Report of Dr. Robert H. Kirschner, Departments of Pathology and Pediatrics, and the Human Rights Program, University of Chicago, September 16, 2000, p. 3.

[2] Petitioners’ submission, March 9, 2001.

[3] Minutes of the working meeting of November 23, 2001, submitted as an appendix to the State’s communication of November 30, 2001.

[4] State’s submission, December 23, 2002, p. 2.

[5] The State explains:

The investigations yielded results sufficient to indicate the probable responsibility of Gilberto Domínguez Romero, Francisco Peña Hernández, Armando Martínez Salgado, and José Luis Velásquez Beltrán, who were referred to the local courts for the crimes of abducting and murdering José Alberto Guadarrama García (and, with respect to the last named criminal, as has already been stated, no information is available about his legal situation).

State’s submission, December 23, 2002, p. 1.

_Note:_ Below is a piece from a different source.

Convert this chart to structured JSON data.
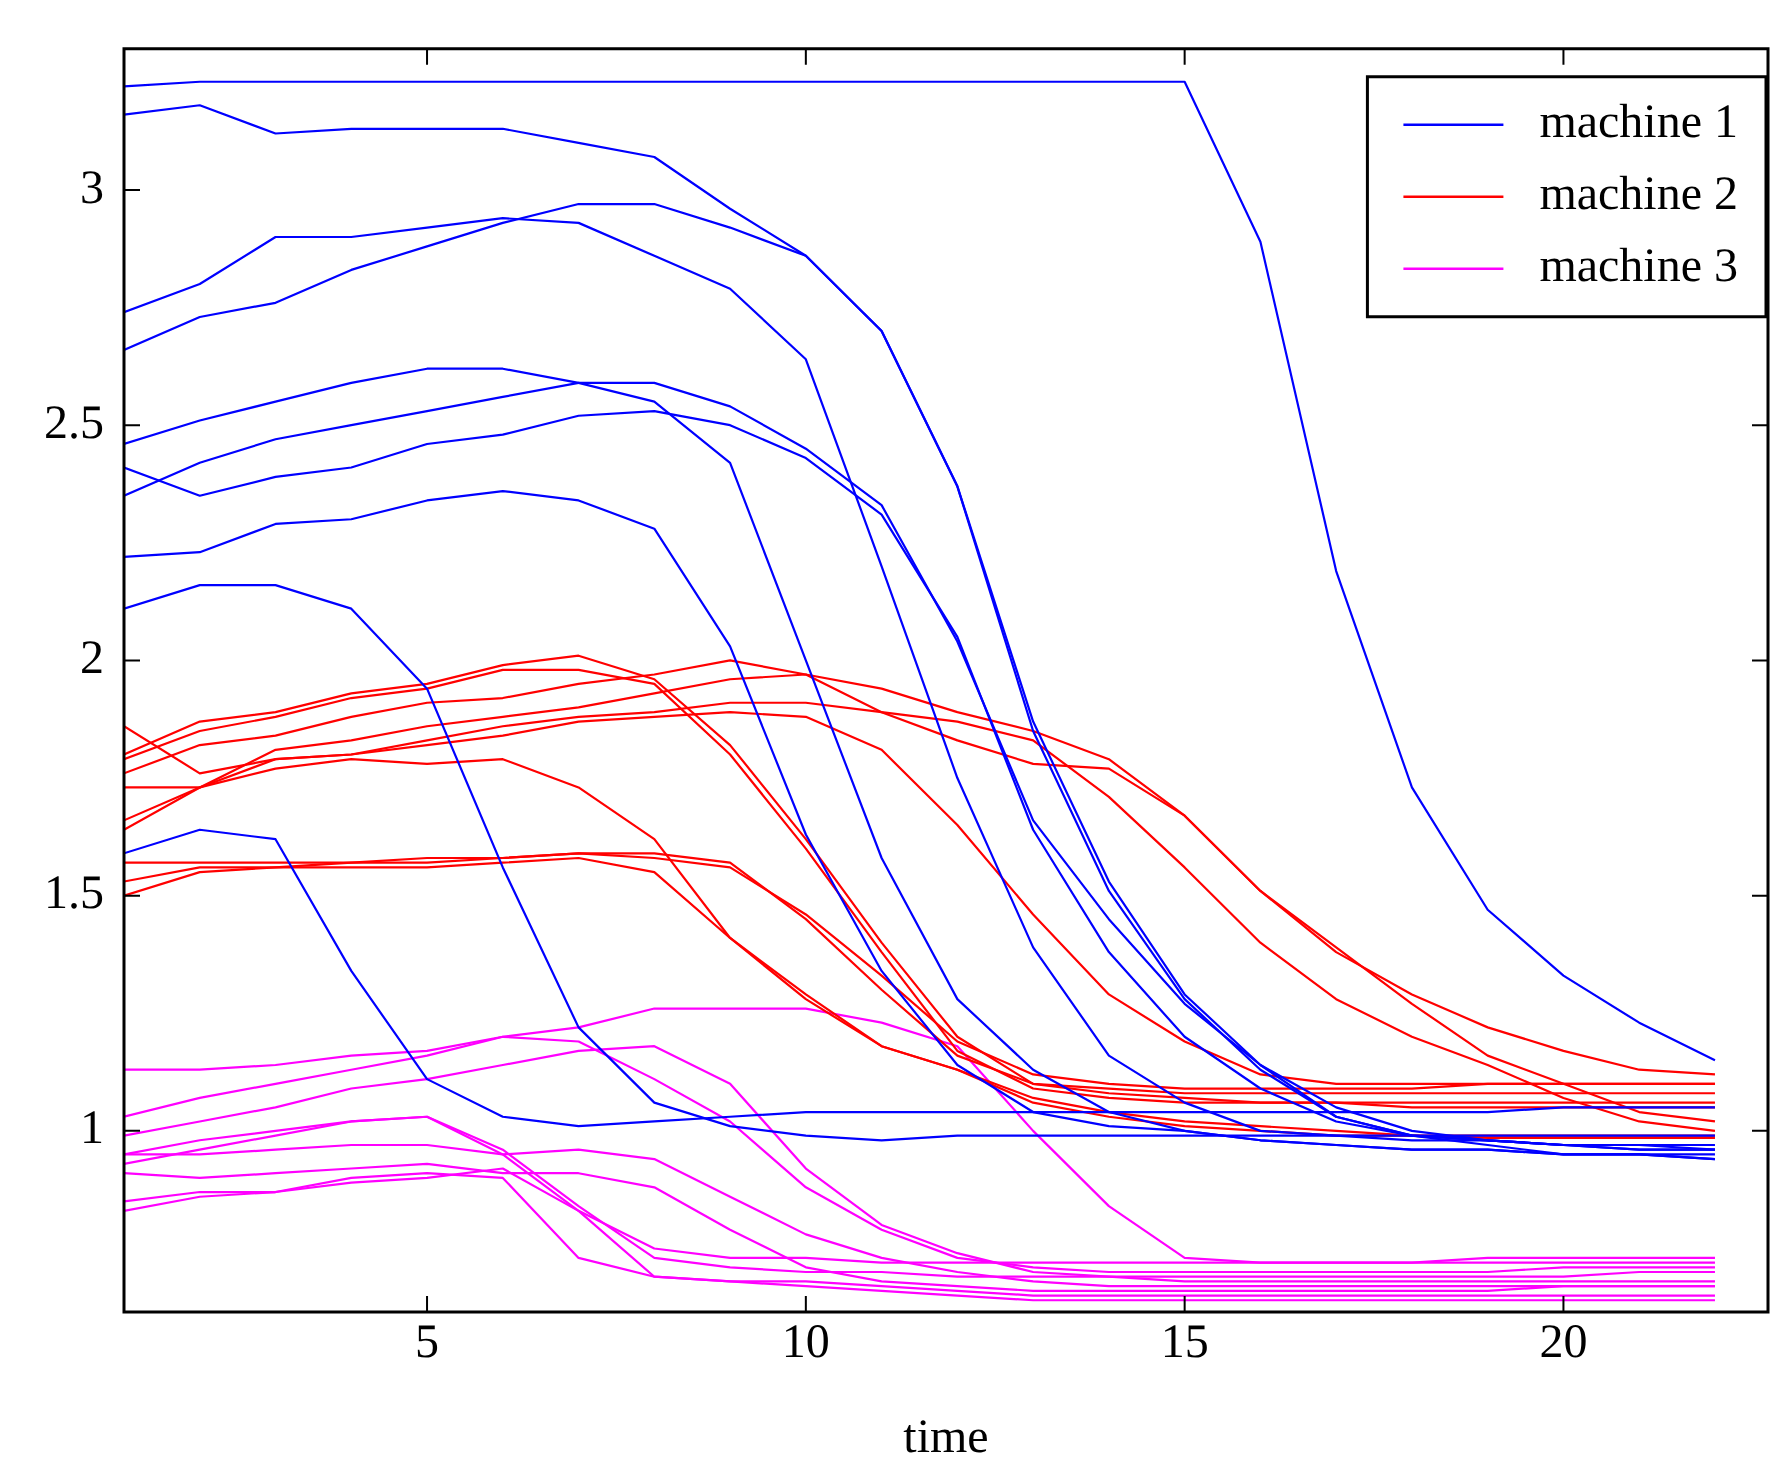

[6] The State explains that the petitioners “demanded, in addition to what had already been agreed upon and accepted by the representatives of the Mexican government, the publication of said public recognition in a national daily newspaper.” The State reported that it had chosen to “comply with what had previously been accorded: to wit, two publications in the top selling dailies in Morelos state, with the comments thereon made by the petitioners.” Ibid., p. 3.

[7] After summarizing the facts of the case and the steps taken in compliance with the friendly settlement agreement, the publication, signed by Mr. Sergio Alberto Estrada Cajigal Ramírez, Governor of the state of Morelos, reads as follows:

We have thus worked to build a different, open government, one that always acts within the legal framework prevailing in the state. In this way we are preventing, fighting, and punishing acts of corruption and impunity and, at the same time, we are designing government practices that are helping us regain credibility and society’s trust. In order to assume our responsibilities, the government of the state is meeting the commitments it has acquired, aware that a democratic government that does not respect the basic rights of all humans is an unthinkable proposition.

“Public Recognition in the Case of José Alberto Guadarrama García,” paid announcement published in “La Unión de Morelos” and “Ahora Morelos Semanal,” Morelos, Mexico, January 12, 2003.